Another fine hold of 7000 yesterday and banking at 7028 felt like the right thing to do ahead of the overnight session. However we have have pushed up a bit further and now 7028 is looking like decent support on the 30m chart, with the daily pivot, 200ema and a coral support line all converging here. As such, if the bulls can use this level as a launch pad then we should get a rise towards the 7075 level again, and possibly as high as R3 7103 ahead of the long weekend.

Bank Holiday in the UK on Monday so no email that day.

I am thinking that we will see a small dip and then a rise across the board today, and also watching 15435 on Dax and 4203 on SPX as the main supports to start with.

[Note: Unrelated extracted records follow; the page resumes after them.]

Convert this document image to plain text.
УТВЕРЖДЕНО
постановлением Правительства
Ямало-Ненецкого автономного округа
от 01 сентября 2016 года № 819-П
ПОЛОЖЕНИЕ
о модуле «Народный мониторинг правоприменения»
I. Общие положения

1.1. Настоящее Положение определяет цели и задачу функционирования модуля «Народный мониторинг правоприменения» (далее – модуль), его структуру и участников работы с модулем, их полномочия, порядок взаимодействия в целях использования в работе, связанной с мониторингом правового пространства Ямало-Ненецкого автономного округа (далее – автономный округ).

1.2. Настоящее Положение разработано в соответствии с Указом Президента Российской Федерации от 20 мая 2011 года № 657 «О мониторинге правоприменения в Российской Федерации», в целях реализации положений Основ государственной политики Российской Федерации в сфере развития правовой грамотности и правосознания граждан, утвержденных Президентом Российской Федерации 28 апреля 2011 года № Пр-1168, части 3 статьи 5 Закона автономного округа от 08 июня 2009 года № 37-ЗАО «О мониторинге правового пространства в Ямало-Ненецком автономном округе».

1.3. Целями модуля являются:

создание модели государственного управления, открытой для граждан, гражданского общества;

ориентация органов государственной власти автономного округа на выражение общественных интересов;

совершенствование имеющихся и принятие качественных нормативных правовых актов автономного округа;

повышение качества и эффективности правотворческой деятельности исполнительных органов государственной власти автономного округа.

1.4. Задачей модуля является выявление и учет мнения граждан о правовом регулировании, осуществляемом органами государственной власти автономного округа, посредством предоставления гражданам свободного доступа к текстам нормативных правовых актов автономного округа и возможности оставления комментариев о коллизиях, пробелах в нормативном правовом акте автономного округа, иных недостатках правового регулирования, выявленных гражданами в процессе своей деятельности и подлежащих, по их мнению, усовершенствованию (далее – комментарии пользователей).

If the bulls can defend those levels then we should get a decent rise.

For the FTSE, below the 7028 support then 7000 is next up again, with S1 just above at 7008. Then the fib and S2 at 6980 is next up and also daily support here. So this is the line in the sand and a breach of this will likely see a slide down towards 6930 or lower.

However, if the 7028 holds then we should see 7055 initially, with R1 here. The 2 hour chart has gone bullish now, and also has support at 7037, while both the Raff channels on the daily chart are heading up again. Despite the early wobble in May on inflation fears, its held up pretty well, though the FTSE hasn't moved around too much and continues to underperform other indices. Bit more upside on the cards into June by the look of it now.  That said, the top of the 20d Raff on the S&P is now at 4295 so we could see some bearish reaction there. They may wheel out the inflation news again as the catalyst - it seems most realise is about 15% in reality at the moment, across the board. The key will be if it stays at that level and the effect that has.

So, let's see if the bulls can defend the supports and build on that overnight rise for a decent showing ahead of the weekend. 7028 looks key to start with so keep an eye on that level. Good luck today and have a great weekend.